Target 10.c is to reduce the transaction costs for migrant remittances to below 3 percent. The target of 3 percent was established as the cost that international migrant workers would pay to send money home (known as remittances). However, post offices and money transfer companies currently charge 6 percent of the amount remitted. Worse, commercial banks charge 11 percent. Prepaid cards and mobile money companies charge 2 to 4 percent, but those services were not widely available as of 2017 in typical "remittance corridors".

=== Custodian agencies ===
Nine custodian agencies monitor the eleven indicators of SDG 10. This makes the arrangement of custodian agencies highly fragmented for this SDG. As a result there is only very limited, informal coordination and "ad hoc forms of interorganisational knowledge sharing".

The custodian agencies include: World Bank (for four indicators), International Labor Organization (for two indicators), Office of the High Commissioner for Human Rights (this agency, and the following agencies, monitor just one indicator), International Monetary Fund, United Nations Department of Economic and Social Affairs Financing for Development Office, Organisation for Economic Co-operation and Development (OECD), International Trade Centre, UN Department of Economic and Social Affairs Population Division, International Organization for Migration.

== Monitoring ==
An annual report is prepared by the Secretary-General of the United Nations evaluating the progress towards the Sustainable Development Goals.

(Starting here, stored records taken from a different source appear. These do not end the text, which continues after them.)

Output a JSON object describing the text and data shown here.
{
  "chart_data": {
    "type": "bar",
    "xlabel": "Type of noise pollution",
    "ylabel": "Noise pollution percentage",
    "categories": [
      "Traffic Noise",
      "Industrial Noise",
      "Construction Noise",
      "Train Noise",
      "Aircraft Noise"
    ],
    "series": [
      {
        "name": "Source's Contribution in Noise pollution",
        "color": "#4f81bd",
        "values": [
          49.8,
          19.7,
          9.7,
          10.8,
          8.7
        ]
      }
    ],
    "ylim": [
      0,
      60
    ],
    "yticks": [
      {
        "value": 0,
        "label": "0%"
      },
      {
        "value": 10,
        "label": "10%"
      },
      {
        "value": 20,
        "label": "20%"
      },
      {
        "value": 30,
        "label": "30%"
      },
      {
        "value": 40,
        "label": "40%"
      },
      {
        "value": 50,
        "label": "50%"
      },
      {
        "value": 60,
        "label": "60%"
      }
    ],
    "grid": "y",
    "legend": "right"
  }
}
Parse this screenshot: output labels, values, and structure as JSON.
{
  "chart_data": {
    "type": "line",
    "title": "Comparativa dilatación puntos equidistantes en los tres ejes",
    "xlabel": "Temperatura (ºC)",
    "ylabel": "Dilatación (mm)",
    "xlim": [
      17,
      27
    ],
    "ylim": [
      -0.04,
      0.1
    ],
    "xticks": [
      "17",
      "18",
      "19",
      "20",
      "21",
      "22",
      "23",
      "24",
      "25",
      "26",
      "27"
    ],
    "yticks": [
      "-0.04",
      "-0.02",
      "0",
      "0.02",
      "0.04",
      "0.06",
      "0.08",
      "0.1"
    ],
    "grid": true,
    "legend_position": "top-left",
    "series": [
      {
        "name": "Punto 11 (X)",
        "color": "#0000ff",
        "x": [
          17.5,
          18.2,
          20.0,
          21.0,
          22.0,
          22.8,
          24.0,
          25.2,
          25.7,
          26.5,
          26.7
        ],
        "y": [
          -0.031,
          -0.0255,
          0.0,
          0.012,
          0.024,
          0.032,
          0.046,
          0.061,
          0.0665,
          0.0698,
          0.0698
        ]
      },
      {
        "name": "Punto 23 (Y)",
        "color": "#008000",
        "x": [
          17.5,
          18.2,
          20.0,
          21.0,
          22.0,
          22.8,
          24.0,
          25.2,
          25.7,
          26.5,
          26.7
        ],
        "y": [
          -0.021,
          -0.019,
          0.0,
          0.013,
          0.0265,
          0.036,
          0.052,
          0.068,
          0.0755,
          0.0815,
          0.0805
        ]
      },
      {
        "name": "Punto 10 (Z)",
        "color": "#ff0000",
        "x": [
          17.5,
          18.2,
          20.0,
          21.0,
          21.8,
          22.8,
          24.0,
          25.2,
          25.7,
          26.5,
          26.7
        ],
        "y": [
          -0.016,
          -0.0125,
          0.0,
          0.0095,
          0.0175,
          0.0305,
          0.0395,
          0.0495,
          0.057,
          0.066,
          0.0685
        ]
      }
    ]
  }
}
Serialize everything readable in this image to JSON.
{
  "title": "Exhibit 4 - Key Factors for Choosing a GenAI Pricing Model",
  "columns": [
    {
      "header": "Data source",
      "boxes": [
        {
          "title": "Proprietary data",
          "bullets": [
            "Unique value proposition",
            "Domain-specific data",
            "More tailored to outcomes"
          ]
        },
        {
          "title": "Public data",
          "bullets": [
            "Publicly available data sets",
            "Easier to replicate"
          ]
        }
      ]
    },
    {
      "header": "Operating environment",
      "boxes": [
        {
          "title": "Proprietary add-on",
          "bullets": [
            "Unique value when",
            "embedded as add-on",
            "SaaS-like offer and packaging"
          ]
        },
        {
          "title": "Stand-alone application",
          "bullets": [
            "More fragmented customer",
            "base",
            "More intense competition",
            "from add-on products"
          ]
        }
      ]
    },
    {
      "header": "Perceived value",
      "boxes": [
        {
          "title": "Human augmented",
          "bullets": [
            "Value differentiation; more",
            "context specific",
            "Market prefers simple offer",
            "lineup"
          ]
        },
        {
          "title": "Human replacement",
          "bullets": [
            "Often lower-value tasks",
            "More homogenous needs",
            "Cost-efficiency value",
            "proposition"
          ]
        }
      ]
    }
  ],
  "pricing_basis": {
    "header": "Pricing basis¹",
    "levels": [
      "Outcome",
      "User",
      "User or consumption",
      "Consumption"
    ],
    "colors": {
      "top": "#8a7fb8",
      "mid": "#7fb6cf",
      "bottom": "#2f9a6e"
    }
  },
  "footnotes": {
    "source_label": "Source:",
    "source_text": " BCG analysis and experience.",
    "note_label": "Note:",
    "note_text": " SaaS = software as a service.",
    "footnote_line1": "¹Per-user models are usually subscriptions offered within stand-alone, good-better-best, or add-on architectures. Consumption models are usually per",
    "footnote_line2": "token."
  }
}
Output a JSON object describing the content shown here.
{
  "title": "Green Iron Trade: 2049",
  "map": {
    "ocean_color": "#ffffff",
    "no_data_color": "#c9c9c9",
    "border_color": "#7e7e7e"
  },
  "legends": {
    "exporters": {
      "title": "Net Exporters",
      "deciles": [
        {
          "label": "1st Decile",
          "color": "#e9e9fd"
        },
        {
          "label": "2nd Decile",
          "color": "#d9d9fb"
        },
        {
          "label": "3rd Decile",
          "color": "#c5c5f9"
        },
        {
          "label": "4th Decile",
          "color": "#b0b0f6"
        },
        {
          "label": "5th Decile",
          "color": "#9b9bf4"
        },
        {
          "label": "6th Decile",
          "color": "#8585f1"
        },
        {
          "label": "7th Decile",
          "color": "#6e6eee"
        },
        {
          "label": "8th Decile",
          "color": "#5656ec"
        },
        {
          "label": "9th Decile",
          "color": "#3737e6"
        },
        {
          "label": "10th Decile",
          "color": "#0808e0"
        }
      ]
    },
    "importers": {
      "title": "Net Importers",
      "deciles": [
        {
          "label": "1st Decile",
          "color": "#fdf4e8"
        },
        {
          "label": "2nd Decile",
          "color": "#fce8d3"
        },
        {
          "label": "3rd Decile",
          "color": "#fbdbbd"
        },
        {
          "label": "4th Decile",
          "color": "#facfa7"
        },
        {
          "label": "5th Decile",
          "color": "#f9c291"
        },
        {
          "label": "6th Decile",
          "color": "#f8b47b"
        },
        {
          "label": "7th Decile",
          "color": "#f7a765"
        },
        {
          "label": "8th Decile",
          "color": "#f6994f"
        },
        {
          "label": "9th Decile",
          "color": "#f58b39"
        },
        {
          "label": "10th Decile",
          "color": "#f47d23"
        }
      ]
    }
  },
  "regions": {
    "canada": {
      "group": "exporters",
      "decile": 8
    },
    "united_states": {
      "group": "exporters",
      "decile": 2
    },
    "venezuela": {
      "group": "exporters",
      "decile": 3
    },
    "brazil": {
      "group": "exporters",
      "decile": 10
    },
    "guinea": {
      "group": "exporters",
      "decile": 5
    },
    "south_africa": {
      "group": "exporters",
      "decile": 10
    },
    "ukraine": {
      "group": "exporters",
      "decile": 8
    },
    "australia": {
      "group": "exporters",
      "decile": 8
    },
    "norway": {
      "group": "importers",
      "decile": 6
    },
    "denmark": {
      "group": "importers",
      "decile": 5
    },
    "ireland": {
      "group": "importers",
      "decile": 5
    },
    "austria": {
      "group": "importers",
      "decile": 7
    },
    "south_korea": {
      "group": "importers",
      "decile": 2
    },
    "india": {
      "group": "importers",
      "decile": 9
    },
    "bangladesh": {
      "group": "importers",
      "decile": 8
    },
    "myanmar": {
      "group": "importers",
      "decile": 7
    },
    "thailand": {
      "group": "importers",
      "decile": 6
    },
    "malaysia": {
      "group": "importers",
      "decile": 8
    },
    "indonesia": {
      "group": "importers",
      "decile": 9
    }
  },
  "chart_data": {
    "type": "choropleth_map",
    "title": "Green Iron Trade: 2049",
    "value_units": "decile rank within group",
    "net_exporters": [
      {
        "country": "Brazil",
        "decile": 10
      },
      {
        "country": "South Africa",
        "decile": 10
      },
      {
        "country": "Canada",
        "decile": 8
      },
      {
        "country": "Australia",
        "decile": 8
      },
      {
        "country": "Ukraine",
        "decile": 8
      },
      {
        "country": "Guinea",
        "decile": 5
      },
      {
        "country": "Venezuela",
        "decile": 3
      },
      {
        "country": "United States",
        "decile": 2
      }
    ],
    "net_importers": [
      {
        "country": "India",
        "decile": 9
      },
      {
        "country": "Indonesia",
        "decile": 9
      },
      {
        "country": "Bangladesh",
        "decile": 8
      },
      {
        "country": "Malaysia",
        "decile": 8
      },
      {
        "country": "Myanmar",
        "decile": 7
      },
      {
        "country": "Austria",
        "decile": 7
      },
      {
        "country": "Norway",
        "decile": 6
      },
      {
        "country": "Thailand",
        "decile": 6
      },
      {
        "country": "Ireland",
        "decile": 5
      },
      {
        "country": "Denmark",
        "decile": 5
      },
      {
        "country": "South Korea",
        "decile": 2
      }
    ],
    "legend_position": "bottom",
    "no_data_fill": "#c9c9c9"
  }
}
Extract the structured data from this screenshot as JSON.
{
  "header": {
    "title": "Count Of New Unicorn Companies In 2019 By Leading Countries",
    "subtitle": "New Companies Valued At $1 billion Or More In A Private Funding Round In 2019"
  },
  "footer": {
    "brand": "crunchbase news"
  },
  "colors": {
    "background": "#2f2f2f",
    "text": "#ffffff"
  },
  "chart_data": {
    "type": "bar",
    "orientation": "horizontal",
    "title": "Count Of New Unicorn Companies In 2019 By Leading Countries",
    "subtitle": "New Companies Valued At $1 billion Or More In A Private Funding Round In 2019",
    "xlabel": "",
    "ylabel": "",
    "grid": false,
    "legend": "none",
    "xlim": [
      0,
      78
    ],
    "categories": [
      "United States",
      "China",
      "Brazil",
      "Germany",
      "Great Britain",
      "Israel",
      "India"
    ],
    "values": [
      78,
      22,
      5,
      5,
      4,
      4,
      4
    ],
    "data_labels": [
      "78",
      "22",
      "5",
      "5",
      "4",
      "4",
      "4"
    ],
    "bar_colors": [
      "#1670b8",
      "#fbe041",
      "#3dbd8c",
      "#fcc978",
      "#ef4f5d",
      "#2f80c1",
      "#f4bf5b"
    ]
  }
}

== Links with other SDGs ==
SDG 10 is linked to many of the other SDGs, such as peaceful and inclusive societies (SDG 16), gender equality (SDG 5), poverty (SDG 1), zero hunger (SDG 2), good health and wellbeing (SDG 3), clean water and sanitation (SDG 6), sustainable cities and communities (SDG 11).

== Challenges ==

=== Impacts of Covid-19 pandemic ===
The COVID-19 pandemic in 2020 made inequality worse. It has hit the most vulnerable people hardest. Due to the pandemic it is estimated that there will be an increase of more than 6% on average for the Gini Index of emerging markets and developing countries, with a much more devastating effect on the lesser developed countries of the world. The Gini Index is a ratio which is able to determine the income inequality where 0 means that all income is shared equally between all the population and 100 means all the income belongs to a single person.

== Organizations ==
Organizations that work on achieving SDG 10 include for example the World Bank, IMF, OECD, UN, WEF.